If you're considering investing your family's stimulus funds in the stock market, it's paramount to be responsible. Building wealth is a marathon, and there's generally money to be made by playing the long game.
After you've conquered the financial-health basics -- like establishing an emergency fund and paying off high-interest debt -- picking the right investments will maximize the chance of growing your principal through thick and thin. It's key to look for stocks that have an evergreen business model and a long history of successful execution, rather than tempting targets like hot-shot penny stocks or speculation plays. Let's investigate two solid options that fit this bill.
1. STAAR Surgical
As its name somewhat implies, STAAR Surgical (NASDAQ:STAA) makes surgically implantable lenses for ophthalmology that correct a variety of ocular issues ranging from nearsightedness to astigmatism. While the market for vision correction might not sound very dynamic or prone to long-term growth, STAAR is a stalwart competitor nonetheless. It's profitable, it has minimal debt compared to its $163.46 million in trailing-12-month revenue, and its gross margins are slowly increasing over time.
STAAR's revenue is also growing at a steady clip, with a three-year compound annual growth rate (CAGR) of 22%, and its stock price is expanding as well. . Plus, the number of people who could use its products is projected to keep growing through at least 2050, when nearly 5 billion people will be nearsighted, representing about half the total human population.
It's a bit concerning to hear that a larger and larger proportion of the population will be myopic, but at least there are effective solutions already lined up. If the success of corrective technologies like glasses and contact lenses are any indication, there will be quite a few people interested in STAAR's lenses.
To top it off, while the pandemic dampened sales for several of the company's competitors in the surgical tools industry, it couldn't stop STAAR from reaching its 2020 sales targets. With demonstrated resilience like that, investors will need to pay a premium to buy the stock -- but the long-term upside will be worthwhile.
2. Johnson & Johnson
Whereas STAAR Surgical competes by excelling in a specialized and in-demand niche, Johnson & Johnson (NYSE:JNJ) takes the opposite approach by making a plethora of different mass-market products that people need to live. Simply put, Tylenol and Band-Aids seem to never go out of fashion, and it's hard to imagine anything coming along that could disrupt their prevalence in a significant way. Thanks to Johnson & Johnson's product portfolio, which is packed with similar consumer healthcare goods, the company's long-term prospects have been favorable for quite some time.

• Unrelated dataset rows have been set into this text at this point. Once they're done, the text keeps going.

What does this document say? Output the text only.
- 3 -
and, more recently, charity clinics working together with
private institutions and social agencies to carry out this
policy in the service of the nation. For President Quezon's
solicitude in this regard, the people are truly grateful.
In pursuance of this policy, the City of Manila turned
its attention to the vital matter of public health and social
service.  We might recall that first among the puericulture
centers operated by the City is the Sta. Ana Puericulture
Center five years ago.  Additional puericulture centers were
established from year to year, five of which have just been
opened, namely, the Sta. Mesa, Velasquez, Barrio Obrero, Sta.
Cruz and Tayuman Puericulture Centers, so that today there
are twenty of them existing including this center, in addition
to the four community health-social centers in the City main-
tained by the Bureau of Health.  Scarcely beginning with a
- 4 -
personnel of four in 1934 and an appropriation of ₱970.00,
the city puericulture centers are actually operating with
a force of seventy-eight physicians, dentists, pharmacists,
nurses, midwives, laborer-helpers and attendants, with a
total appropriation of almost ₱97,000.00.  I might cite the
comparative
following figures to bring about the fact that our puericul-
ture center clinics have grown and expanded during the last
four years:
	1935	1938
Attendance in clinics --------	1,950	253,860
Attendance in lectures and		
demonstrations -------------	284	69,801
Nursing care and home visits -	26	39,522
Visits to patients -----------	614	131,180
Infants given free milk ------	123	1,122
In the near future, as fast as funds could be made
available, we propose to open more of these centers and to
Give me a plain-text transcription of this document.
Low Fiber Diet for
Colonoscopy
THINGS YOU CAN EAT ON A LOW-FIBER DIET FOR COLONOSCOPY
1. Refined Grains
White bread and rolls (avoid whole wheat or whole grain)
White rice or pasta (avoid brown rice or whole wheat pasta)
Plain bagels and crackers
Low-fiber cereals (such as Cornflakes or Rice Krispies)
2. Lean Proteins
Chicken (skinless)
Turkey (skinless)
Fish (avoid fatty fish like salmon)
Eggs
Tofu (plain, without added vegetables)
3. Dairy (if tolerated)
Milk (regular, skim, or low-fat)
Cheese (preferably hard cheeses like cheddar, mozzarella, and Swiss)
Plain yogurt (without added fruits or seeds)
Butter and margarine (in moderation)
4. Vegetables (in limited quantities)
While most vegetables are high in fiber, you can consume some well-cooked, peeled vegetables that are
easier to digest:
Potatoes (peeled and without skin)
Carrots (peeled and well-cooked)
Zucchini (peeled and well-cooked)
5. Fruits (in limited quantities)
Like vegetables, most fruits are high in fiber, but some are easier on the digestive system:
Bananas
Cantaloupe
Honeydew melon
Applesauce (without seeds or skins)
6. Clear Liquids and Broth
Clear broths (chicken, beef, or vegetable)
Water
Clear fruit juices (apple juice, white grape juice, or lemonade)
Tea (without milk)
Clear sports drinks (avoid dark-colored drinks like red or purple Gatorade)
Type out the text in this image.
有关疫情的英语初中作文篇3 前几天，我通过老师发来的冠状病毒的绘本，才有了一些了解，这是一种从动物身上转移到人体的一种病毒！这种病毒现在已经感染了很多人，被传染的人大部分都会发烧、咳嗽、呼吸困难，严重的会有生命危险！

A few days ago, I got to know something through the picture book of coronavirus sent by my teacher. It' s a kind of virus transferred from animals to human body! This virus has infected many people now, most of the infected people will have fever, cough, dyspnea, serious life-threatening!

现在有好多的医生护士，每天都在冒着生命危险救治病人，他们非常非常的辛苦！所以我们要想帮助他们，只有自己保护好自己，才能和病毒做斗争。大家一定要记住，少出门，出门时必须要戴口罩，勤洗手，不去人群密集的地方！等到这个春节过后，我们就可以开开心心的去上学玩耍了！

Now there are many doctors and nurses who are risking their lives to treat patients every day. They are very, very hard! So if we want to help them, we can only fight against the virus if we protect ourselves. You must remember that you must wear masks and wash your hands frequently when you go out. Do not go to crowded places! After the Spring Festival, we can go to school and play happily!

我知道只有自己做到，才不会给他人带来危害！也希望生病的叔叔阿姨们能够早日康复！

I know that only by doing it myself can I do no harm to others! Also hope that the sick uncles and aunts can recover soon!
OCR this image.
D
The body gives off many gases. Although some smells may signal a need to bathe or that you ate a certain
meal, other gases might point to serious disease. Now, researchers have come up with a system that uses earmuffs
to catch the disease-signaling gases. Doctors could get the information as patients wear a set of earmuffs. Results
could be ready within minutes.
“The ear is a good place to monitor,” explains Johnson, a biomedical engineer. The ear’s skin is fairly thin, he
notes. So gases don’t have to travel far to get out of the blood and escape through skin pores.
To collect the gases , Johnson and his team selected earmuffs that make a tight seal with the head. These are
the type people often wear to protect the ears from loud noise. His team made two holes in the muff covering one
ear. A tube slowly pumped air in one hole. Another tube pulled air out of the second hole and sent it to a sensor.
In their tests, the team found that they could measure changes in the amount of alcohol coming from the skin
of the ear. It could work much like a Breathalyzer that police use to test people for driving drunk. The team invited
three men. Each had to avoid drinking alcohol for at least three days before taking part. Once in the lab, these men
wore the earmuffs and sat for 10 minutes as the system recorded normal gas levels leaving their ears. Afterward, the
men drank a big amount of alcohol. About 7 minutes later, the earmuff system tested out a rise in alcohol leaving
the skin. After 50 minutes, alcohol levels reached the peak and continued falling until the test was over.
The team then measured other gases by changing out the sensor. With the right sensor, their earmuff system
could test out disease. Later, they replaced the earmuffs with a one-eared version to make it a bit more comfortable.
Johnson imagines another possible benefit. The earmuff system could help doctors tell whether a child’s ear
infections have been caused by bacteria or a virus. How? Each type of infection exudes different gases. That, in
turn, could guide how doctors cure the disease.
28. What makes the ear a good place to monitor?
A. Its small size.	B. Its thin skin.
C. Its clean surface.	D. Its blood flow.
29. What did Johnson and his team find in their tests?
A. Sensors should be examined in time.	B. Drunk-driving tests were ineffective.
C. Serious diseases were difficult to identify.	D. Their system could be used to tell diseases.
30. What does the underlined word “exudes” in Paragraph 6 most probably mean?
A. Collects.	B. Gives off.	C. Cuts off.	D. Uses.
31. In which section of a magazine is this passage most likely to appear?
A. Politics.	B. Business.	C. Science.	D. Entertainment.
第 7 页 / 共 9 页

But that doesn't mean it's going to grow as quickly as a smaller company might. In 2020, its sales increased by 0.6% compared to 2019, and its earnings dropped by 8.1% as a result of a punishing fourth quarter. Potential investors shouldn't be rattled, as it has endured many such setbacks in its many decades of operation.
Over the last decade, its free cash flow has increased by more than 60%, so it's safe to say that it isn't going anywhere anytime soon. Typically, the company puts a hearty helping of its cash into research and development, which safeguards future revenue by packing its pipeline with promising new products, like its recently released coronavirus vaccine.
Perpetually rising free cash flow is great for Johnson & Johnson's long-term health, but it's also good for shareholders, who have benefited from its ever-increasing dividend and occasional share repurchases all the while. The stock might not always beat the market in total shareholder returns, but if management's predictions for performance this year are any indication, it might be better to buy sooner rather than later.